Na hem stond op Judas, de Galileër in de dagen der beschrijving, en maakte veel volks afvallig achter zich; en deze is ook vergaan, en allen, die hem gehoor gaven, zijn verstrooid geworden.
And now I say unto you, Refrain from these men, and let them alone: for if this counsel or this work be of men, it will come to nought:
En nu zeg ik ulieden: Houdt af van deze mensen, en laat hen gaan; want indien deze raad, of dit werk uit mensen is, zo zal het gebroken worden.
But if it be of God, ye cannot overthrow it; lest haply ye be found even to fight against God.
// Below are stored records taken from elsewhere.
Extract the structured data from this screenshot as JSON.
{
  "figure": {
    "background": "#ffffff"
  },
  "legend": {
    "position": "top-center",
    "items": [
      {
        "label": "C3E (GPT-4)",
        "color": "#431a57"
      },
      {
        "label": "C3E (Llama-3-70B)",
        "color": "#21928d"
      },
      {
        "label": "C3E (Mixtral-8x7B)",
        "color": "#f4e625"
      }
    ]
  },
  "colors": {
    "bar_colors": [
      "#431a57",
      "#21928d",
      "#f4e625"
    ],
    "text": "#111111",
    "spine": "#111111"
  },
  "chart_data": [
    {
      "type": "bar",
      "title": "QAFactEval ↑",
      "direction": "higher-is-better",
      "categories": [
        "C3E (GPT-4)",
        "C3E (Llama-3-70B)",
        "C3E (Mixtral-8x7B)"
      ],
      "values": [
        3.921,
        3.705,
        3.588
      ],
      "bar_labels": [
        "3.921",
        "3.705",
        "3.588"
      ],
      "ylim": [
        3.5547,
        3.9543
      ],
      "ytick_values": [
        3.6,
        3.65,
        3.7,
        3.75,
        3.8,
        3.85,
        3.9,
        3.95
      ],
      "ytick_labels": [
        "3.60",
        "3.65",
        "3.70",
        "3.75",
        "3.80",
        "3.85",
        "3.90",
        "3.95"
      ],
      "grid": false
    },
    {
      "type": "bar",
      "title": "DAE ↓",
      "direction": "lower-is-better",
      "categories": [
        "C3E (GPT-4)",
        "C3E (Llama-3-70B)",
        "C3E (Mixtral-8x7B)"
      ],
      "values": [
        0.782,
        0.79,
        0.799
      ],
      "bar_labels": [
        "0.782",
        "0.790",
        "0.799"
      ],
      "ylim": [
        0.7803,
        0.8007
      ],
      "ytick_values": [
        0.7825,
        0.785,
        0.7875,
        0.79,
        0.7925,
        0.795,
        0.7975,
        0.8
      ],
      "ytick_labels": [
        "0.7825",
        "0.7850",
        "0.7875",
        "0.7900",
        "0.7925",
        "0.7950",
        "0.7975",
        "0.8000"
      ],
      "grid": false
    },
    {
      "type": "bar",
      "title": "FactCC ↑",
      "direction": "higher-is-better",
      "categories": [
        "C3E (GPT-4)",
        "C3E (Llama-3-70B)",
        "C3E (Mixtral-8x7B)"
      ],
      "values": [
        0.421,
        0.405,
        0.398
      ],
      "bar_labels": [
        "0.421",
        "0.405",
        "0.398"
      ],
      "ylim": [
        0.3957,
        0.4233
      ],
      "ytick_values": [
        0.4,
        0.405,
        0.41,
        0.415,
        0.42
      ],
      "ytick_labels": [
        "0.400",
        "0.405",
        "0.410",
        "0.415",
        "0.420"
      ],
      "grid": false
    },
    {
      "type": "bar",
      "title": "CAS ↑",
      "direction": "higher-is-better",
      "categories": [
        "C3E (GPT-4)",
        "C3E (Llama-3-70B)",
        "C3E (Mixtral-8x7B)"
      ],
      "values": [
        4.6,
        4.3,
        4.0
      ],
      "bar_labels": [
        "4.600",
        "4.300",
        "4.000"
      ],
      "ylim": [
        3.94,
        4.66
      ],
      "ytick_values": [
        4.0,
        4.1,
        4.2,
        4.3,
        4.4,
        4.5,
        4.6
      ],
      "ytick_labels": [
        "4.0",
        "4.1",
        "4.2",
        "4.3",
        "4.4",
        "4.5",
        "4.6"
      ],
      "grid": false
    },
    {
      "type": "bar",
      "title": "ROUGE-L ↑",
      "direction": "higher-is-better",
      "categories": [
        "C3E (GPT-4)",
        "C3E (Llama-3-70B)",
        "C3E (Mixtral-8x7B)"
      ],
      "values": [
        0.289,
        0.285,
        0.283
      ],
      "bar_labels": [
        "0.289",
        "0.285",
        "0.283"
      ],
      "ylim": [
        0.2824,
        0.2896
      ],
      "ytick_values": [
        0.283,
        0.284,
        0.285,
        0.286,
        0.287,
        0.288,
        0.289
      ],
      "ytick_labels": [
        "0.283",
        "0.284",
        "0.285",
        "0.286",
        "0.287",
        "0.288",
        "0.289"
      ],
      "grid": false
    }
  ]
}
Maar indien het uit God is, zo kunt gij dat niet breken; opdat gij niet misschien bevonden wordt ook tegen God te strijden.
And to him they agreed: and when they had called the apostles, and beaten them, they commanded that they should not speak in the name of Jesus, and let them go.
En zij gaven hem gehoor; en als zij de apostelen tot zich geroepen hadden, geselden zij dezelve, en geboden hun, dat zij niet zouden spreken in den Naam van Jezus; en lieten hen gaan.
And they departed from the presence of the council, rejoicing that they were counted worthy to suffer shame for his name.
Zij dan gingen heen van het aangezicht des raads, verblijd zijnde, dat zij waren waardig geacht geweest, om Zijns Naams wil smaadheid te lijden.
And daily in the temple, and in every house, they ceased not to teach and preach Jesus Christ.
En zij hielden niet op, allen dag, in den tempel en bij de huizen, te leren, en Jezus Christus te verkondigen.